Hi, I need some help in understanding whether value types are the right solution for my situation.
I have some simulation that can be solved in different ways.
When I run it, I can choose different parameters such as the mass of the particles but I also want to choose the algorithm that will solve it. Every time that I run the simulation it opens a new julia session and runs only one of the methods for the simulation.
Until now, the way I handled it was to comment/uncomment the relevant lines of code.
I’ll try to sketch here some MWE
# Main.jl
module Simulation
include("algorithm.jl")
mutable struct SimParam
m::Float64
end
function run(param::SimParam, method::String)
solve(param, method)
end
end
# algorithm.jl
function solve(param, method)
...
# shared code part 1
...
if method == "1"
part1_method1(param)
elseif method == "2"
part1_method2(param)
end
...
# shared code part 2
...
if method == "1"
part2_method1(param)
elseif method == "2"
part2_method2(param)
end
# and so on ...
end
function part1_method1(param::SimParam)
# ...
end
function part1_method2(param::SimParam)
# ...
end
function part2_method1(param::SimParam)
# ...
end
function part2_method2(param::SimParam)
# ...
end
My concerns are:
I don’t want the compiler to care about the different methods when there is no need to, because it will increase the run time of each one of them. (If I wrong here not please tell me)
There is a lot of shared code, and the connection between the different methods is very tight. So if I separate them completely, it will be a nightmare to maintain and debug the code. On the other hand, starting to have a lot of elseif inside the code does not seem to me to be the right answer.
I’ve read about value types that will help me to remove all the elseif and can help readability, but the manual warns against using it freely. So I’m not sure whether my situation is good for value types or not.
Other option is to have some file that has the definition like
# Defs.jl
const method ="1"
This file can be changed before each run and because of the use of the const, the compiler should ignore all the different methods.
I guess the simulation takes more than a few microseconds, thus probably both things there are not important. (the problem is using that inside a hot loop of your code, when the type changes).
A common pattern is to use:
julia> struct Method1 end
julia> struct Method2 end
julia> simulation(params,method::Method1) = println("method1!")
simulation (generic function with 1 method)
julia> simulation(params,method::Method2) = println("method2!")
simulation (generic function with 2 methods)

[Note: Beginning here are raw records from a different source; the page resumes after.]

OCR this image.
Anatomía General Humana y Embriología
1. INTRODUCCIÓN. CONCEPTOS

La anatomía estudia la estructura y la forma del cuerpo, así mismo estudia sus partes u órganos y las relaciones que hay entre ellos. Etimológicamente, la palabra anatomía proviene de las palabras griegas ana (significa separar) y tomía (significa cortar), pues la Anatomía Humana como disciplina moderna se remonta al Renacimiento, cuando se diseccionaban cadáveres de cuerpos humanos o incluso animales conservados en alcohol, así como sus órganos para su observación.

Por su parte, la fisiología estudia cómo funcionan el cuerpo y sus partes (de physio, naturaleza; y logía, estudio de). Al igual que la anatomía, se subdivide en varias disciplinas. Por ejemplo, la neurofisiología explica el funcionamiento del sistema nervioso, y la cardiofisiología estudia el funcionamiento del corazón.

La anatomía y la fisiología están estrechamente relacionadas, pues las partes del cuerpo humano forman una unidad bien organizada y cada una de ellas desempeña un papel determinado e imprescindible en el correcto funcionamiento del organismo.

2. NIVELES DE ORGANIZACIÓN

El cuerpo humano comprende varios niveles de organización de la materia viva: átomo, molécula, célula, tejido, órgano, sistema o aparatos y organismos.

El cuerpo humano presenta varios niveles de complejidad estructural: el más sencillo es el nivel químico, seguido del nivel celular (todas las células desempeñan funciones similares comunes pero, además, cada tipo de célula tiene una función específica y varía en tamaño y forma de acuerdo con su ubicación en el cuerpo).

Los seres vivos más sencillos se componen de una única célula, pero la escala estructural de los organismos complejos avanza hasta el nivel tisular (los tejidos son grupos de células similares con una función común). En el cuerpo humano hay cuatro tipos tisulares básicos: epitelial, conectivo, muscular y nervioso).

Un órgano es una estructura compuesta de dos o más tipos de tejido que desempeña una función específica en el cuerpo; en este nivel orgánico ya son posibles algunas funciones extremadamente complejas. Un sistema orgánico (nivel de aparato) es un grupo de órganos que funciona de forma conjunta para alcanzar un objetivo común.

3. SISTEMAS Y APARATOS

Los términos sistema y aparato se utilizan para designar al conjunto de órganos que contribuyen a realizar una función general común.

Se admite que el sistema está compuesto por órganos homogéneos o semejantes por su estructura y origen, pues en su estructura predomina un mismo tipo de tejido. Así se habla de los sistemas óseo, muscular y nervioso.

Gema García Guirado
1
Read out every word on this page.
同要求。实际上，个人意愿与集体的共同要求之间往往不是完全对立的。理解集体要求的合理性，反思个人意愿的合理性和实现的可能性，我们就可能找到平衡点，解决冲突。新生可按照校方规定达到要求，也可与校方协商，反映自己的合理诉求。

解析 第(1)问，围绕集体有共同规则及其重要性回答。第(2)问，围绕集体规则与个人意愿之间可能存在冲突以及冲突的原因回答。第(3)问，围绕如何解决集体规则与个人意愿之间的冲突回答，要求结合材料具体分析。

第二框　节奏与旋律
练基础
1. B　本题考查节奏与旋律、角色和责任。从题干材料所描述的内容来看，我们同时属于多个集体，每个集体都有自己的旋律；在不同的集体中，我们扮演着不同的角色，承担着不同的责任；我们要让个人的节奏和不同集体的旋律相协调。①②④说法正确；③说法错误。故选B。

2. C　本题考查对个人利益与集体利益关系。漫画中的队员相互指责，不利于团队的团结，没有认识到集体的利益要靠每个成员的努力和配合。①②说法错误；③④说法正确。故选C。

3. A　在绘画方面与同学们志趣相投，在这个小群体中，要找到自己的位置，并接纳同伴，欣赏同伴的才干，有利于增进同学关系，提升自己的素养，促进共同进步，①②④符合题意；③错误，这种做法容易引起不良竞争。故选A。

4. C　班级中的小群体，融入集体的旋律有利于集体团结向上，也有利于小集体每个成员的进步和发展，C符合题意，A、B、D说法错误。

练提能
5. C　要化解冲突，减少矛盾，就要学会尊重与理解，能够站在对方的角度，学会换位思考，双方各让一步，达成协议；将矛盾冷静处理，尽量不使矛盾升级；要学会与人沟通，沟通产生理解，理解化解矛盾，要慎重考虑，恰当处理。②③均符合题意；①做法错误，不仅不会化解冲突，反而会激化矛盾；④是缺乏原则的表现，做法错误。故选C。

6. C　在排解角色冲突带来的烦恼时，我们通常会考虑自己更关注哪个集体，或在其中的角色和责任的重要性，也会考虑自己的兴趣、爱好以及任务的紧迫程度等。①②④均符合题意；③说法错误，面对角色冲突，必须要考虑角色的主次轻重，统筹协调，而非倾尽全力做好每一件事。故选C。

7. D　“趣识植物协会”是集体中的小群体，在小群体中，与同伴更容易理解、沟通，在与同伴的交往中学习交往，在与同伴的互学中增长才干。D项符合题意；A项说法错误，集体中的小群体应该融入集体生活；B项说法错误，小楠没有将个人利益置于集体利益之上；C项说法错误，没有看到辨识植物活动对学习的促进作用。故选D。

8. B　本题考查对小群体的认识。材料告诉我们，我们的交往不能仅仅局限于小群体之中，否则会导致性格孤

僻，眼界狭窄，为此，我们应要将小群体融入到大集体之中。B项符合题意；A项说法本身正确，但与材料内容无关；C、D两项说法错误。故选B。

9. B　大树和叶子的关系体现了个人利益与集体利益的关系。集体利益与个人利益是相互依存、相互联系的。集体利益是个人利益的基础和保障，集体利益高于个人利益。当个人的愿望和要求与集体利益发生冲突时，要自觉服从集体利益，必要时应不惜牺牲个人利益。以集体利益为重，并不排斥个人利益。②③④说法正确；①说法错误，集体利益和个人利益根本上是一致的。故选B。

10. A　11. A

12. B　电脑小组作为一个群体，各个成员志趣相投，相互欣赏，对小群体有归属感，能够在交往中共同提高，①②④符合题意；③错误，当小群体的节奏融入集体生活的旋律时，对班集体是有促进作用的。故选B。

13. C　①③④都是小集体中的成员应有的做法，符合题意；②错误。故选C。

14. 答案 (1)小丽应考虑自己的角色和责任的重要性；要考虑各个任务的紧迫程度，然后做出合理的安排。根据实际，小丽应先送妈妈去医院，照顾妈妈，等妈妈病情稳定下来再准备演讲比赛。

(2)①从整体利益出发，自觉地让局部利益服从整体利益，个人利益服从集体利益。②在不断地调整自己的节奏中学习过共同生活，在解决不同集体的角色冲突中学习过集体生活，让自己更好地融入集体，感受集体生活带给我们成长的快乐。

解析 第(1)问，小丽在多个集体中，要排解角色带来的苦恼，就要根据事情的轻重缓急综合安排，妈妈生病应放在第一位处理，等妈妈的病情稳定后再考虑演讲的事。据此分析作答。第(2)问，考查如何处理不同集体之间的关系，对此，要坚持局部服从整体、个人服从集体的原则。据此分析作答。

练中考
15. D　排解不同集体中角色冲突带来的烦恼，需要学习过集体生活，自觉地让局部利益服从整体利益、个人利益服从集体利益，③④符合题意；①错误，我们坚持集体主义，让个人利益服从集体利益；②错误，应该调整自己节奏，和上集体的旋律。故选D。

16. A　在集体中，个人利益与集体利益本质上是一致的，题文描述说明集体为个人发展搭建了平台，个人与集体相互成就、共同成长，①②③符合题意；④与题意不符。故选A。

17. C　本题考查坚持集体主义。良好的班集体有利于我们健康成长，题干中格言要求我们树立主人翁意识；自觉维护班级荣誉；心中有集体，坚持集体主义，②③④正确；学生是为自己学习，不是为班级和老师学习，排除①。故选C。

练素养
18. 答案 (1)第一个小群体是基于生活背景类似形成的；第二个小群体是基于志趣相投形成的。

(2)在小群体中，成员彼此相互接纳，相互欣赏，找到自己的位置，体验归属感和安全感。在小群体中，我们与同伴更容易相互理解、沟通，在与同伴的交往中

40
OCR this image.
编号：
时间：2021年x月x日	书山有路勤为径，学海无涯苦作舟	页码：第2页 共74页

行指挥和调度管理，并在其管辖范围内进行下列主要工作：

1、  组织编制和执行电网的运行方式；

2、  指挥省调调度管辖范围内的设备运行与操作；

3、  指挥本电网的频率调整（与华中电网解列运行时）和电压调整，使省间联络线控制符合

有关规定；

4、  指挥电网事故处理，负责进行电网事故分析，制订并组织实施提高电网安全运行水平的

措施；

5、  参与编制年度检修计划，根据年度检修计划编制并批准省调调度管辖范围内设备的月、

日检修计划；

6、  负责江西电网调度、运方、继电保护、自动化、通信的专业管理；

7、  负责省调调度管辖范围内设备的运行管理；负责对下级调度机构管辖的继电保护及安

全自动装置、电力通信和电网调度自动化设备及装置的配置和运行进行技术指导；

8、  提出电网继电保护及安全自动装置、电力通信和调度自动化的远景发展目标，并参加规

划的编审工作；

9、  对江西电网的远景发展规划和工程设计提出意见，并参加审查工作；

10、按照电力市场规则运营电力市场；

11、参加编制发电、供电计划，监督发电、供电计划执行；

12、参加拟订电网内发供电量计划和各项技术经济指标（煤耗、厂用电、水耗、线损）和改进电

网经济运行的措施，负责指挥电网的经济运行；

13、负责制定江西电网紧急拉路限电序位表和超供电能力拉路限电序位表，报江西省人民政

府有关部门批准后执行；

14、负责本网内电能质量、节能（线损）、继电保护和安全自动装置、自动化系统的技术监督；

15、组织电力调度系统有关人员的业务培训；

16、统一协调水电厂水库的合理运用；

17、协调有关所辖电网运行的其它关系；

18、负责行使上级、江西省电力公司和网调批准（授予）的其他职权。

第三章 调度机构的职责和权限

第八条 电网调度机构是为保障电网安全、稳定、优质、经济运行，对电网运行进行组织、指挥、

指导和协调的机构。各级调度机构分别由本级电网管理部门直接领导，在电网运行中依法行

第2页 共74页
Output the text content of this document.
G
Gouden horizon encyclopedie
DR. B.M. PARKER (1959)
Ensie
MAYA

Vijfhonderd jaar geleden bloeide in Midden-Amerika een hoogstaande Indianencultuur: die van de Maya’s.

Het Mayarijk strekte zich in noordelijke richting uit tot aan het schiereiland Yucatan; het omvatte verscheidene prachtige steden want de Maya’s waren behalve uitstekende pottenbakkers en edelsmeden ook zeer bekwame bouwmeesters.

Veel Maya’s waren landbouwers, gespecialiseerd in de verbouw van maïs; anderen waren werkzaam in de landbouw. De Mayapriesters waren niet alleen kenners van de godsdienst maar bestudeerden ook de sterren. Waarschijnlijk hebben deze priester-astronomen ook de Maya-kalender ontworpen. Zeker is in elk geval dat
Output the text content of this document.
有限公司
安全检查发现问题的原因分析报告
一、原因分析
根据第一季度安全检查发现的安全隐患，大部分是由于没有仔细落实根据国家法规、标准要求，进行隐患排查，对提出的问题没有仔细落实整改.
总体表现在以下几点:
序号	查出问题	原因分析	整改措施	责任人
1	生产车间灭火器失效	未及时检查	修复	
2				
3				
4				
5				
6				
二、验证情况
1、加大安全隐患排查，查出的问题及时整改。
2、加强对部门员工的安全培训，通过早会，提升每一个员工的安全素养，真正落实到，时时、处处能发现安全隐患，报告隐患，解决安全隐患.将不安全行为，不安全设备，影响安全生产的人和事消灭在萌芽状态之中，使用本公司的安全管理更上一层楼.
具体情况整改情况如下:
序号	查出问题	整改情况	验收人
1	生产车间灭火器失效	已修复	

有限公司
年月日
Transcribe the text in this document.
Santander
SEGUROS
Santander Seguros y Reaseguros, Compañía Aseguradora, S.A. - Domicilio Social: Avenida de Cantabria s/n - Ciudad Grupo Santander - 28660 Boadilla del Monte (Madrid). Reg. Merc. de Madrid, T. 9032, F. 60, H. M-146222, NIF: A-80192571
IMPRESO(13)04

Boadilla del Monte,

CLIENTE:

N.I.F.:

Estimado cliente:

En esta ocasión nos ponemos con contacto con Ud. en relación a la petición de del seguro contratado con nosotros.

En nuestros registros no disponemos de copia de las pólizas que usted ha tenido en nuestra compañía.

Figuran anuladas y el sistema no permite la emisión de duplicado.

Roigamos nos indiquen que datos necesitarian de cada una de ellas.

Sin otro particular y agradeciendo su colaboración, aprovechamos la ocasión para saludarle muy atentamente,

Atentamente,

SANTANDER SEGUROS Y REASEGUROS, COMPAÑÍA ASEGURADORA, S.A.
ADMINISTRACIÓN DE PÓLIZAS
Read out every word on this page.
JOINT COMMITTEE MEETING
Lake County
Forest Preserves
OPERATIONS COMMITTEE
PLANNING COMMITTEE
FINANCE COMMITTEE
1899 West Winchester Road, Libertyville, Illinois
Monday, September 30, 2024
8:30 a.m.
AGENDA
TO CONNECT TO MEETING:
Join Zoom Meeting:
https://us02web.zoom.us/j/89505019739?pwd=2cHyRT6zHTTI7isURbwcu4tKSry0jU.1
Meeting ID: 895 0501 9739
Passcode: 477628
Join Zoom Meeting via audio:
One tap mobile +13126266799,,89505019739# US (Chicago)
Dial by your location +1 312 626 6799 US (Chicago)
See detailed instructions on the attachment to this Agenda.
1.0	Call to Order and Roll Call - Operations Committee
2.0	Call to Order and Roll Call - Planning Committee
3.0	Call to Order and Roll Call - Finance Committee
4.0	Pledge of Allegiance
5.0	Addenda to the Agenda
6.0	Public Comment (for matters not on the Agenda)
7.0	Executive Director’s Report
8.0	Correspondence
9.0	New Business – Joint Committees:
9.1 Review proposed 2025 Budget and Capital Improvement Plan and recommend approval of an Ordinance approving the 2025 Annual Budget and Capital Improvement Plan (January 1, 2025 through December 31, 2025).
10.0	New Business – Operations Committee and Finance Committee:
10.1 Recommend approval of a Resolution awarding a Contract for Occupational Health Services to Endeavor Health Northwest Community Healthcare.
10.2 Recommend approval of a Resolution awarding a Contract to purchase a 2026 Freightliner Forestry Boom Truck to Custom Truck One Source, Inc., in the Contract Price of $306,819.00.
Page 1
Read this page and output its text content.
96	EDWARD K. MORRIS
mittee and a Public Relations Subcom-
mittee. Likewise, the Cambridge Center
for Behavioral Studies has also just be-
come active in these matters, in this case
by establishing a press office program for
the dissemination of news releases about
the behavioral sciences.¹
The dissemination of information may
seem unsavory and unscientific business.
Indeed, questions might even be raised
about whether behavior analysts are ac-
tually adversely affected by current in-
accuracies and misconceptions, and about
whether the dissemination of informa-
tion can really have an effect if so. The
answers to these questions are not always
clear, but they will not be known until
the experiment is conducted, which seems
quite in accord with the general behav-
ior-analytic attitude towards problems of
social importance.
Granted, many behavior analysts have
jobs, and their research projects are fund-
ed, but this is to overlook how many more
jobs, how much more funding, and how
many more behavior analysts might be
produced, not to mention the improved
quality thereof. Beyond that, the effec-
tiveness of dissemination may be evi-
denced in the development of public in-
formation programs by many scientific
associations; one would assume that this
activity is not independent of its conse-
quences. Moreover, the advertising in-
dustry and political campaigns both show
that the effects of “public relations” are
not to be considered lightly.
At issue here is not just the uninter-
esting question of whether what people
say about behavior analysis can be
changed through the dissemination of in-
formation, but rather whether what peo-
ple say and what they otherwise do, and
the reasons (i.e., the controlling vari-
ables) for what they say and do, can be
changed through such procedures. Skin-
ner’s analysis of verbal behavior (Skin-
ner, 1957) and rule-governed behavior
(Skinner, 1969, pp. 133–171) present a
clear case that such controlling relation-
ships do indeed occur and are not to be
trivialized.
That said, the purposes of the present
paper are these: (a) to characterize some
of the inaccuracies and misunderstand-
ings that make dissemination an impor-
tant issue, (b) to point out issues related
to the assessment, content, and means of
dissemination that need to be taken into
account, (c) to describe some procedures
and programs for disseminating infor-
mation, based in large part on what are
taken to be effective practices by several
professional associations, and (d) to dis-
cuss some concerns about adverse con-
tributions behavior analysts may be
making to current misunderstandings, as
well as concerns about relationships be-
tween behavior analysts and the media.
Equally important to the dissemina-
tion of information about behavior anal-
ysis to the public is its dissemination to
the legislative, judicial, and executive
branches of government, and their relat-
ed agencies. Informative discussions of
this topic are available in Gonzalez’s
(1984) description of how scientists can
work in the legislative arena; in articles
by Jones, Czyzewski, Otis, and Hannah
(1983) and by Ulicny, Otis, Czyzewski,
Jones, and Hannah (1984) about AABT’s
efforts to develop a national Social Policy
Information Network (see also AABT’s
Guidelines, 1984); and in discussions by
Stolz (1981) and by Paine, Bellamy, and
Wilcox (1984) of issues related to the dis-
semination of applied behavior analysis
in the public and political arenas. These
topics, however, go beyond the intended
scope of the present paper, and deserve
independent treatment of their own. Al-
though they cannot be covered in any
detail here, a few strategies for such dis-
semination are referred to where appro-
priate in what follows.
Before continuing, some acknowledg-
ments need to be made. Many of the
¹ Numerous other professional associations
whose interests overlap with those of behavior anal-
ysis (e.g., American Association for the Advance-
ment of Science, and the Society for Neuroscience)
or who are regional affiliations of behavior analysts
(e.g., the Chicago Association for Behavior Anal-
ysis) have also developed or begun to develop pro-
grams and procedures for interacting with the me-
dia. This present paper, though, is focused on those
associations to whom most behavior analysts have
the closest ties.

julia> simulation("abc",Method1())
method1!
julia> simulation("abc",Method2())
method2!
or, alternatively, you could parameterize the Params with the method, such as:
julia> struct Params{Method}
method::Method
end
julia> simulation(params::Params{Method1}) = println("method 1!")
simulation (generic function with 3 methods)
julia> simulation(params::Params{Method2}) = println("method 2!")
simulation (generic function with 4 methods)
julia> simulation(Params(Method1()))
method 1!
julia> simulation(Params(Method2()))
method 2!
I think the choice must be on the basis on how clean the input becomes for the user, in your case.
(from the perspective of code sharing between the methods there is no difference between any of the alternatives)
The first option seems better for me, I guess I can also define nested methods via inheritance.
I just want to be sure, us that consider value types? If so, why does the warning against it not apply here?
I am not sure if all that is considered “type values”, I would think those are more like this:
julia> simulation(params,::Val{:method1}) = "method 1!"
simulation (generic function with 1 method)
julia> simulation(params,::Val{:method2}) = "method 2!"
simulation (generic function with 2 methods)
julia> simulation("abc",Val(:method1))
"method 1!"
julia> simulation("abc",Val(:method2))
"method 2!"
There is nothing wrong in using anything like what was discussed here in your context, I think. The problem of those is if you had, for example, a loop that ran your simulation thousands of times, each simulation was very short, and you changed the simulation method at each iteration of the loop, in such a way that at every iteration of the loop you would need to call a different method.